MCD Feels It Did Enough

Irish promoter Denis Desmond’s MCD said it has genuinely done enough to compensate a young couple that was subject to a rather embarrassing security incident, and accepts that it’s going to have to face the issue in court.

Senior civil servant Shane McCarrick and his fiancé originally complained because they were stopped at the entrance to MCD’s June 2005 R.E.M. show at Balbriggan.

They say security staff emptied McCarrick’s bag of drinks and medication on the ground and told them they would be arrested for drug dealing.

McCarrick, an executive officer in the Department of Agriculture, suffers from Crohn’s disease, a condition that requires him to take steroid tablets at three-hour intervals.

His fiancé has Type 1 diabetes and requires regular injections of insulin and carbohydrates in the form of fruit drinks.

All the medicines in the bag were either dietary supplements or covered by prescription.

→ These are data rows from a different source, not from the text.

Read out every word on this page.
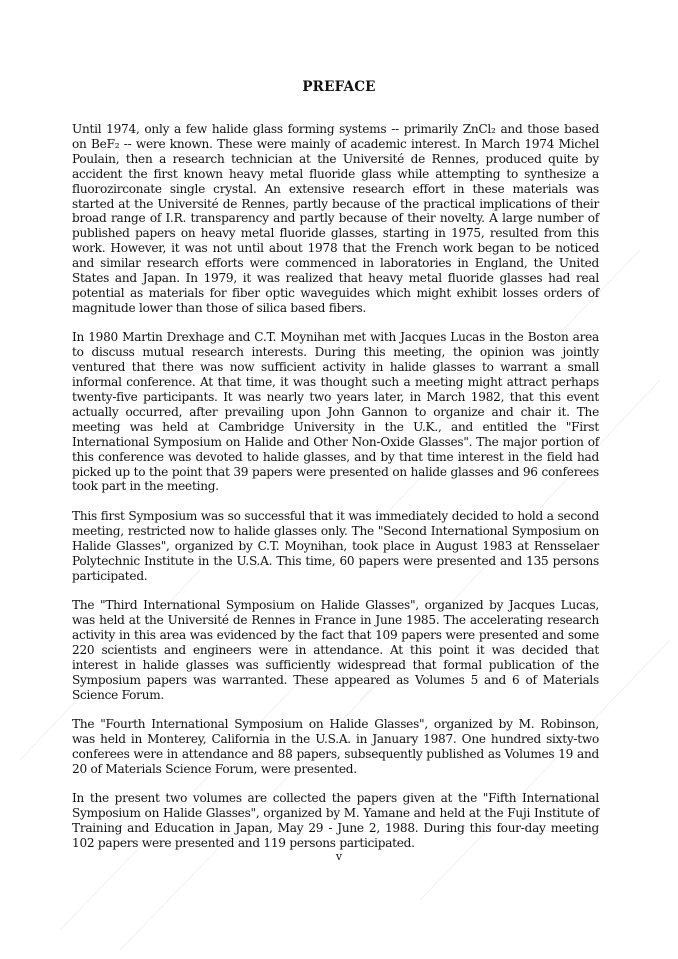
PREFACE

Until 1974, only a few halide glass forming systems -- primarily ZnCl₂ and those based on BeF₂ -- were known. These were mainly of academic interest. In March 1974 Michel Poulain, then a research technician at the Université de Rennes, produced quite by accident the first known heavy metal fluoride glass while attempting to synthesize a fluorozirconate single crystal. An extensive research effort in these materials was started at the Université de Rennes, partly because of the practical implications of their broad range of I.R. transparency and partly because of their novelty. A large number of published papers on heavy metal fluoride glasses, starting in 1975, resulted from this work. However, it was not until about 1978 that the French work began to be noticed and similar research efforts were commenced in laboratories in England, the United States and Japan. In 1979, it was realized that heavy metal fluoride glasses had real potential as materials for fiber optic waveguides which might exhibit losses orders of magnitude lower than those of silica based fibers.

In 1980 Martin Drexhage and C.T. Moynihan met with Jacques Lucas in the Boston area to discuss mutual research interests. During this meeting, the opinion was jointly ventured that there was now sufficient activity in halide glasses to warrant a small informal conference. At that time, it was thought such a meeting might attract perhaps twenty-five participants. It was nearly two years later, in March 1982, that this event actually occurred, after prevailing upon John Gannon to organize and chair it. The meeting was held at Cambridge University in the U.K., and entitled the "First International Symposium on Halide and Other Non-Oxide Glasses". The major portion of this conference was devoted to halide glasses, and by that time interest in the field had picked up to the point that 39 papers were presented on halide glasses and 96 conferees took part in the meeting.

This first Symposium was so successful that it was immediately decided to hold a second meeting, restricted now to halide glasses only. The "Second International Symposium on Halide Glasses", organized by C.T. Moynihan, took place in August 1983 at Rensselaer Polytechnic Institute in the U.S.A. This time, 60 papers were presented and 135 persons participated.

The "Third International Symposium on Halide Glasses", organized by Jacques Lucas, was held at the Université de Rennes in France in June 1985. The accelerating research activity in this area was evidenced by the fact that 109 papers were presented and some 220 scientists and engineers were in attendance. At this point it was decided that interest in halide glasses was sufficiently widespread that formal publication of the Symposium papers was warranted. These appeared as Volumes 5 and 6 of Materials Science Forum.

The "Fourth International Symposium on Halide Glasses", organized by M. Robinson, was held in Monterey, California in the U.S.A. in January 1987. One hundred sixty-two conferees were in attendance and 88 papers, subsequently published as Volumes 19 and 20 of Materials Science Forum, were presented.

In the present two volumes are collected the papers given at the "Fifth International Symposium on Halide Glasses", organized by M. Yamane and held at the Fuji Institute of Training and Education in Japan, May 29 - June 2, 1988. During this four-day meeting 102 papers were presented and 119 persons participated.

v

McCarrick said the security staff ignored the couple’s civil service identification cards and doctors’ letters that explained their need for medication, according to The Sunday Times.

Although the security staff can clearly claim it followed Gardai (police) standing instructions to the letter, MCD was keen to make up for what appears to be some rather over-zealous practice. MCD arranged for the couple to attend a Coldplay concert as compensation for the inconvenience.

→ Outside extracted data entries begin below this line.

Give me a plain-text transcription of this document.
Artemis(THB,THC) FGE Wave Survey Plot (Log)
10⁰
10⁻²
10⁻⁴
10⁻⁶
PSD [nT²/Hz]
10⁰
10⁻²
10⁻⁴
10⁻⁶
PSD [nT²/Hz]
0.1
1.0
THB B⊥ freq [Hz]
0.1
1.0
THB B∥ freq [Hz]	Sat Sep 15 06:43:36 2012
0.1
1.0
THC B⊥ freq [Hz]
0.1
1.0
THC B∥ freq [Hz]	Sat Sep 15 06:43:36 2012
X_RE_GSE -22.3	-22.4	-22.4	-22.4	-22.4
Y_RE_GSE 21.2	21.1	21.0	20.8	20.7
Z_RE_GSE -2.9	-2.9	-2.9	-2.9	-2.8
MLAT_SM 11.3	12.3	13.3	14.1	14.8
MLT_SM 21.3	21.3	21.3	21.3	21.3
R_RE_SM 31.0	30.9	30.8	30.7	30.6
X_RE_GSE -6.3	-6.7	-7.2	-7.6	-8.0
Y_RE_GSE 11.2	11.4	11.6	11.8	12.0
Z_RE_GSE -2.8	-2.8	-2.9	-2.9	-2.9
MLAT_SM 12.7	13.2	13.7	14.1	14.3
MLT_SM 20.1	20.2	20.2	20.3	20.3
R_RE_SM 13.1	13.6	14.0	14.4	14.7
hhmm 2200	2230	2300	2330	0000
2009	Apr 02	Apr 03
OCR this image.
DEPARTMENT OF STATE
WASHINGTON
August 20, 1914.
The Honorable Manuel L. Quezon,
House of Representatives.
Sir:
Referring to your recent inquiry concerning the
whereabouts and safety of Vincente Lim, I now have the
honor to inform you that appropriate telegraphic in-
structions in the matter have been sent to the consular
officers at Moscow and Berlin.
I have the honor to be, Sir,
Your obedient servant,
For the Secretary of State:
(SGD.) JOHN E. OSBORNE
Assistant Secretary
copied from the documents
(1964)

McCarrick said security staff at the Coldplay concert in Marlay Park also asked them to wait in a medical tent to meet with an event controller.

They complained about being delayed again but, after MCD rep Vivienne Kearney had explained the reasons for the procedure, it was accepted and they went off to enjoy the show.

Later, Kearney called McCarrick to make sure they had a good time and he confirmed that they had.

MCD offered the couple a further six pairs of tickets to any show of their choosing, which they seemed happy to accept.

Now Desmond’s company is surprised to see McCarrick take the matter to the Equality Tribunal, complaining that treating them like drug dealers was discriminating against people with serious medical conditions.

McCarrick said he no longer wants compensation but an admission that the Irish promoting company mistreated him. MCD said it has put the matter with its lawyers.

The Sunday Times article, which annoyed MCD because the company said it wasn’t given adequate chance to respond, had Anna Clarke of the Diabetes Federation of Ireland saying there’s widespread discrimination against diabetics and people with serious medical conditions.

The paper said McCarrick decided to bring his case to the Equality Tribunal after being refused permission to talk about it on, an Internet forum.

The Web site has reportedly banned all discussion of MCD events after the company sued it for hosting an alleged defamatory comment about security at the Oxegen festival in July.